"We are a Pleistocene people, born sometime during the last 600,000 years, an ice epoch; born of hunters, gatherers, warriors, and explorers. This place, Mongolia, was the home of the wildest, the farthest-roaming tribes, nomads whose restlessness was written in every lineament and whose undiluted, primal DNA still sparks and twines memories of dispersion in our collective unconscious.

"Travelers of a hundred ages, nomads are a here-and-now people, explorers in the truest sense of the word. They start to go somewhere, to do something.
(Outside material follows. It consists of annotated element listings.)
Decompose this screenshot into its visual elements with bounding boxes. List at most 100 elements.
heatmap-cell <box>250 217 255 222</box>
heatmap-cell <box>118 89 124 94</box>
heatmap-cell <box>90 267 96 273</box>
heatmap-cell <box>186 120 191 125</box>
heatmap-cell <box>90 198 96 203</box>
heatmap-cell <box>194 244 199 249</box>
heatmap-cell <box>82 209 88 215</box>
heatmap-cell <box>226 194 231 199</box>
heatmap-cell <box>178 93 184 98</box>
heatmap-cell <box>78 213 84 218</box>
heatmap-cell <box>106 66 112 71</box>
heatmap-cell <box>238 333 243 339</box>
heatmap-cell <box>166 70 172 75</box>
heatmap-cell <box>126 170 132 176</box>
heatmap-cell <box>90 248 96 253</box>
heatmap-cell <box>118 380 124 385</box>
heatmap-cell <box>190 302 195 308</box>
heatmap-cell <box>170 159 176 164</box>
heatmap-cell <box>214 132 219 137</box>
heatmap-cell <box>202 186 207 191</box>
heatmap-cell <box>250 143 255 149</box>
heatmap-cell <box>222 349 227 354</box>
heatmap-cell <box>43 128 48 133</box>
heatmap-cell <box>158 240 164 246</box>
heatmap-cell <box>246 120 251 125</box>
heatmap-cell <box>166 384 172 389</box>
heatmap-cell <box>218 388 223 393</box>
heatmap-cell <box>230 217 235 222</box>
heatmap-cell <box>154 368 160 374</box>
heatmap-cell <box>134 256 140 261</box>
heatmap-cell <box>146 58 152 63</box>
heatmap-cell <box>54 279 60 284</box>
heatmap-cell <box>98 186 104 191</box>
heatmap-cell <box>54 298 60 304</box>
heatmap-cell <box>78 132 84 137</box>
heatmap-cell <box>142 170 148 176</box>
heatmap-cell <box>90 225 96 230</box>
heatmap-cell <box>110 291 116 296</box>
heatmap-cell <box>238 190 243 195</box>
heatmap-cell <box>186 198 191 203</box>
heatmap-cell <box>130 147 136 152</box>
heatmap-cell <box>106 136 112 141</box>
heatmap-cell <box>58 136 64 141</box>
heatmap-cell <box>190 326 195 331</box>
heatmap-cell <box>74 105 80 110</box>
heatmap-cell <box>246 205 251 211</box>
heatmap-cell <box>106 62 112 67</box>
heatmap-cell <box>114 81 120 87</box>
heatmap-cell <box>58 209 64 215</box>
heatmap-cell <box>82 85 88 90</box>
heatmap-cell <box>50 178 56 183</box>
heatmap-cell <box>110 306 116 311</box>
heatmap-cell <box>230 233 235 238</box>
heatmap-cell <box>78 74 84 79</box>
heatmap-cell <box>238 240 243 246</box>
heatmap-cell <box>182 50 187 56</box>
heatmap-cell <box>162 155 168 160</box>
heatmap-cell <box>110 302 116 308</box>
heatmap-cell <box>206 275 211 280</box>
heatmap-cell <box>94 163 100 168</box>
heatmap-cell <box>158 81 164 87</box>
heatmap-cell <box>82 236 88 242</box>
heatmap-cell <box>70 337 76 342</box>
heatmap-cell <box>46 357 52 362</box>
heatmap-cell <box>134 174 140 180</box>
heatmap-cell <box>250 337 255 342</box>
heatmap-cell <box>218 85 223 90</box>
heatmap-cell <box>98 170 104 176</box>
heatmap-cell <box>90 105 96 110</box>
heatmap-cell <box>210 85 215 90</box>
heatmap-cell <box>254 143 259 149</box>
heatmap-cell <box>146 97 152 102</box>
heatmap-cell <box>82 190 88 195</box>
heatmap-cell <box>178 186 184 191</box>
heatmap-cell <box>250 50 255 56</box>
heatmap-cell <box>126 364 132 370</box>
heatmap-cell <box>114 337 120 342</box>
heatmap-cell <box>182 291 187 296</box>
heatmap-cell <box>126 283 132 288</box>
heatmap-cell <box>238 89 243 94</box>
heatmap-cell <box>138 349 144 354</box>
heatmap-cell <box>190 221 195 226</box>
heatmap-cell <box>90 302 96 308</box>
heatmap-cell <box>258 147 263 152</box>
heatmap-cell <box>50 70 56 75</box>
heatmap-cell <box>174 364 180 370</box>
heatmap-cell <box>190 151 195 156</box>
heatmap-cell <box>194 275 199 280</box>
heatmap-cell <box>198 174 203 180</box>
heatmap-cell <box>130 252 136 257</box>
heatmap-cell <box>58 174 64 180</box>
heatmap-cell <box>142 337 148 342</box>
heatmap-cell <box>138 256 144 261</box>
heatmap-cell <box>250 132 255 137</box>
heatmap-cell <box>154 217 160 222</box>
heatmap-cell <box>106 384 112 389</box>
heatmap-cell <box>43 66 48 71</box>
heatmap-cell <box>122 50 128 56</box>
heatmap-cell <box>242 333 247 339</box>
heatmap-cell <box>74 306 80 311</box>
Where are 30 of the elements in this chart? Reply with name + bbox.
And sometimes they do, sometimes they don't. They forget or don't care or something else of more interest turns up, and that new something is always primary. And just like that, everything changes. They see what they want and that's all they want now, and so they go straight for it, no detour necessary; the shortest distance between two points, between here and there, is the direction to go.

"Nomad life is so unconditional. It all depends on the moment. It fits me. It seems only rational. Logical. The way of the universe, the way of poetry and the loony ones. The way of monks, nomads, outlaws; I love them — ineffable and evanescent, they are my brothers.
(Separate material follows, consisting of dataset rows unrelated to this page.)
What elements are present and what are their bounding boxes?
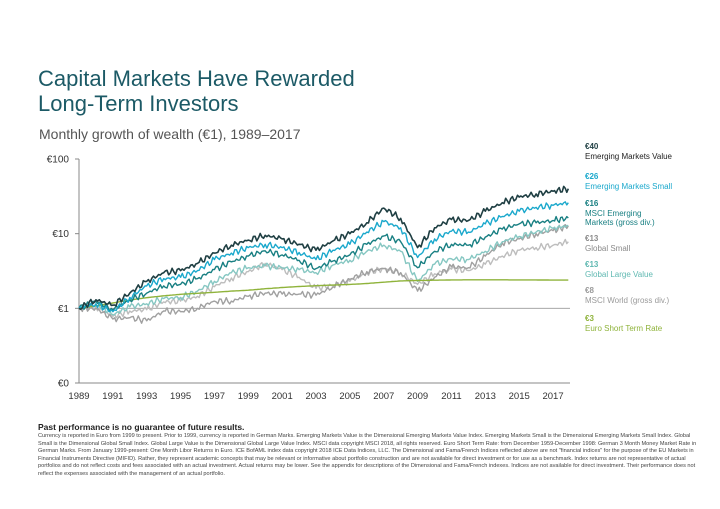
x-tick-label: 2017 xyxy=(542,391,563,402)
x-tick-label: 2011 xyxy=(441,391,461,402)
x-tick-label: 2001 xyxy=(272,391,293,402)
series-line-global-small xyxy=(78,224,569,324)
series-line-markets-gross-div xyxy=(78,215,569,313)
x-tick-label: 1993 xyxy=(136,391,157,402)
series-line-emerging-markets-small xyxy=(78,201,569,313)
legend-item: €13 Global Small xyxy=(585,234,715,253)
x-tick-label: 2003 xyxy=(305,391,326,402)
x-tick-label: 1995 xyxy=(170,391,191,402)
title-line-2: Long-Term Investors xyxy=(38,91,239,116)
y-tick-label: €1 xyxy=(58,304,70,315)
chart-subtitle: Monthly growth of wealth (€1), 1989–2017 xyxy=(39,126,301,142)
footnote-body: Currency is reported in Euro from 1999 t… xyxy=(38,433,697,477)
legend-label: Global Small xyxy=(585,243,631,253)
x-tick-label: 2009 xyxy=(407,391,428,402)
legend-label: Global Large Value xyxy=(585,269,653,279)
chart-title: Capital Markets Have Rewarded Long-Term … xyxy=(38,66,458,116)
x-tick-label: 1997 xyxy=(204,391,225,402)
legend-item: €13 Global Large Value xyxy=(585,260,715,279)
legend-label: MSCI World (gross div.) xyxy=(585,295,670,305)
footnote-head: Past performance is no guarantee of futu… xyxy=(38,422,245,432)
legend-item: €40 Emerging Markets Value xyxy=(585,142,715,161)
footnote: Past performance is no guarantee of futu… xyxy=(38,422,703,479)
title-line-1: Capital Markets Have Rewarded xyxy=(38,66,355,91)
x-tick-label: 2005 xyxy=(339,391,360,402)
legend-label: MSCI Emerging xyxy=(585,208,642,218)
legend-item: €8 MSCI World (gross div.) xyxy=(585,286,715,305)
legend-value: €40 xyxy=(585,142,599,151)
series-line-emerging-markets-value xyxy=(78,185,570,311)
legend-label: Markets (gross div.) xyxy=(585,218,655,227)
y-tick-label: €100 xyxy=(47,155,70,166)
legend-value: €16 xyxy=(585,199,599,208)
legend-value: €8 xyxy=(585,286,594,295)
y-tick-label: €0 xyxy=(58,379,70,390)
legend-label: Emerging Markets Small xyxy=(585,181,673,191)
x-tick-label: 1989 xyxy=(68,391,89,402)
legend-label: Emerging Markets Value xyxy=(585,151,672,161)
x-tick-label: 2015 xyxy=(509,391,530,402)
x-tick-label: 2013 xyxy=(475,391,496,402)
legend-item: €16 MSCI Emerging Markets (gross div.) xyxy=(585,199,715,228)
x-tick-label: 1991 xyxy=(102,391,123,402)
series-line-global-large-value xyxy=(78,224,569,316)
legend-value: €13 xyxy=(585,234,599,243)
series-line-euro-short-term-rate xyxy=(78,279,569,309)
legend-value: €26 xyxy=(585,172,599,181)
legend-value: €13 xyxy=(585,260,599,269)
y-tick-label: €10 xyxy=(52,229,69,240)
legend-value: €3 xyxy=(585,314,594,323)
legend-item: €26 Emerging Markets Small xyxy=(585,172,715,191)
x-tick-label: 1999 xyxy=(238,391,259,402)
legend-label: Euro Short Term Rate xyxy=(585,323,663,333)
legend-item: €3 Euro Short Term Rate xyxy=(585,314,715,333)
x-tick-label: 2007 xyxy=(373,391,394,402)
"Stand on a high place and howl. Rip out your heart when you must. Never accept things as they are. We are not and should never become law-abiding citizens. Our primary duty is to be freedom fighters.

"Or as Henry Miller — our gloriously subversive father — declared, doing his best to laugh the puritans into extinction: 'I was a born anarchist [believing] that my sense of freedom was particularly personal that the very idea of discipline was abhorrent . . . I was a rebel and an outlaw, a spiritual freak.'

"Thank you, Master Miller. For that is the human imperative. The evolutionary imperative. Imperfection. To be human is to at every moment break some law, bend some rule — legal, spiritual, scientific, philosophical, creative. To run full and fast for as long as we can. To push the envelope. Because that's what is right and just and brilliant and beautiful and intoxicating. Because that is life-affirming. Because that is our job. Our sacred duty. The hope of humanity."